原先,他对林豆蔻是有些自己的小意见的,特别是昨夜看到殿下脱了自己的衣服给她穿,还把她背了回来。
虽然那是殿下的事轮不到他多说,但他私心还是觉得林豆蔻心怀不轨勾引殿下。
早上,殿下还要他亲自送林豆蔻回家。
他只觉得,说林豆蔻是狐狸精也不为过。
但经过方才的事,他又感觉自己想的有些过分,这林豆蔻确实可怜,好像殿下同情她也算情有可原。
“这下,我可以安心的请大人喝杯茶了。”
林豆蔻瘸着腿,为惊蛰端来一杯茶水。
惊蛰慌乱接过,觉得不好意思。
“大人稍坐一会儿,我去给大人做午饭。”
“不、不必了。”
惊蛰连忙拒绝,她脚伤复发站都站不稳了,哪里还敢让她忙前忙后的去做饭。
“林姑娘,我得回去给殿下复命了,也不好离开殿下身边太久,就不麻烦林姑娘了。”
惊蛰行了个抱拳礼,转身便要走。
“等等。”
林豆蔻喊住他,旋即抽身去拿干粮让惊蛰带着路上吃,她步子急,好几次差点没站稳。
最后又拿上一只装水的竹筒,准备交给惊蛰。
惊蛰接也不是,不接又怕浪费她的苦心。
看着她脸上被打出来的巴掌印记,他只自己觉得更没脸,只道不该暗骂她是狐狸精的。
“林姑娘,你好好养伤。”
临了,他还是接了林豆蔻的东西,为让她心里好过一点。
等他的身影消失在篱笆外,林豆蔻这才收起了脸上装出来的愁容。
她倚靠在窗前,冰清的眼眸浮上层层笑意。
这一仗,她可谓是大获全胜。
除去脸上的这一耳光。
不过不要紧,这么多年都忍过来了,不差这么一会儿了,迟早有一日,她一定会让他们一一偿还。
但源头,终归还是她那个父亲林久桓。
不对,应该叫他林意才对。
林豆蔻和母亲一切的苦难,都源自于他。
当年的林意不过只是溪州一个穷书生,父亲早逝,寡母洗衣供他读书。
林豆蔻的母亲虽不是什么书香门第的高门出身,但家中商号在溪州也是响当当的,金银不缺也算滋润。

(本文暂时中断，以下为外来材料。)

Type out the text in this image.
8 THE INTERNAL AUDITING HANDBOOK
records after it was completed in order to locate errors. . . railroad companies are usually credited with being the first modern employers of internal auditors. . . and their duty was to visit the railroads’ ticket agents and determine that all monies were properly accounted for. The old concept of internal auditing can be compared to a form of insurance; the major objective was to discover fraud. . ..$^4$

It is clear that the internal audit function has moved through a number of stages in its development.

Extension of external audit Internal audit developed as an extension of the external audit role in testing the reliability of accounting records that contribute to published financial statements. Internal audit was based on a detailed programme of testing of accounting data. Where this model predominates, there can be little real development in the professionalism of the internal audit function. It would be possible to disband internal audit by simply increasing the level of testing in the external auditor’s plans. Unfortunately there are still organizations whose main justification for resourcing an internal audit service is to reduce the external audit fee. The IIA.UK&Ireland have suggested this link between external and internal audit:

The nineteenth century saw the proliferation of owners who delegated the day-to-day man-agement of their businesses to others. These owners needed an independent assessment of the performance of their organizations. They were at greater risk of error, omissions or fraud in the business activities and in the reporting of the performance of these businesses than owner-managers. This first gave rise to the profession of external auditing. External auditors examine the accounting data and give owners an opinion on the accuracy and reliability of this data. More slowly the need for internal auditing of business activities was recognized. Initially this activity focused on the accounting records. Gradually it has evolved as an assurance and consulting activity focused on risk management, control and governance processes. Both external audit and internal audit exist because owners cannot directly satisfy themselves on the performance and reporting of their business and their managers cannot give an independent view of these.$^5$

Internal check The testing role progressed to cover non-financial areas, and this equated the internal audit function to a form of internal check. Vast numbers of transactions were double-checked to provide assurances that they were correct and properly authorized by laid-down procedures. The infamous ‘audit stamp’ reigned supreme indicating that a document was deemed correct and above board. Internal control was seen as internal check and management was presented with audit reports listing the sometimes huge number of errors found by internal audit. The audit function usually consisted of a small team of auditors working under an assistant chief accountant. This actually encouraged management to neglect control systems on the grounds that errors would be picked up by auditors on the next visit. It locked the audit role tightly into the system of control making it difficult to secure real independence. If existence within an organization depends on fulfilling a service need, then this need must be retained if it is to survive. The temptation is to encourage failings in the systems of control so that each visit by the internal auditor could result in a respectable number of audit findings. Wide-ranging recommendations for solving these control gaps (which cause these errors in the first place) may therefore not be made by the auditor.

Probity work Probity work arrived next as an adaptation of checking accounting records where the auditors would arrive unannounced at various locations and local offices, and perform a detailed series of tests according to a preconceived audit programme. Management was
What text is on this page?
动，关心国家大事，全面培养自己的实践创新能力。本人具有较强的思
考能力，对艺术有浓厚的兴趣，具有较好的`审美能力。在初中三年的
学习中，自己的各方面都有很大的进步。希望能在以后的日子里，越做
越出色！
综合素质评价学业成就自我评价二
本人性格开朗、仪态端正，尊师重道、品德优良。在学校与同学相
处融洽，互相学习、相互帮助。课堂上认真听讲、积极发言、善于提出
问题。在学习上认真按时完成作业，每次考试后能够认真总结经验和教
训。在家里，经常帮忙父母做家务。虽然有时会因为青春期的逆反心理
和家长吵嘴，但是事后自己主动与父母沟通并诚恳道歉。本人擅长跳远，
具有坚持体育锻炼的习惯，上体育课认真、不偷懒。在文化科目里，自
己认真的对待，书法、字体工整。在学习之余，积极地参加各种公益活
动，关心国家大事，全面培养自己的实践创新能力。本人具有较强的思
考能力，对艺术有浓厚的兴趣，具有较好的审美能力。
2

一日在街上受人挑衅,嘲笑母亲商贾出身只配给人做妾,是林意替母亲解了围,随后一来二去的产生了感情,尤其母亲也是早年丧母,便更觉得同林意惺惺相惜。
尽管祖父百般劝阻,母亲还是和他在一起了。
他读书的束脩,赶考的路费全是母亲给的,还替他照顾寡母,费心费力。
他说,等他考取功名就回来迎娶母亲。
结果等来的,却是他意外身故的噩耗。
林意的母亲受不了打击,悲痛而亡。
林豆蔻的母亲亦是大病一场,念着腹中胎儿才苦苦撑了下来。
整整十三年后,堂舅去上京城跑生意才得知当年真相,原来林意并没有死,而是改名成为林久桓娶了尚书千金。
母亲知道后,带着林豆蔻去寻他。
他好言好语将人请进门,许也是怕当街闹起来对他影响不好,所以转头就露出了真面目,说母亲想攀高枝,所以弄来林豆蔻这么个野种栽赃说是他的女儿。
还有那尚书千金秦氏,当年林意改名假死一事还是她的主意。
林葭茹也是对她们母女极为排斥,说若要留下林豆蔻,就得先毁了她的容貌。
母亲自然不会将她独自留在虎狼窝,可走时,两人都被敲晕,再醒来,人已经在回溪州的船上,再后来,便是被囚禁在山里。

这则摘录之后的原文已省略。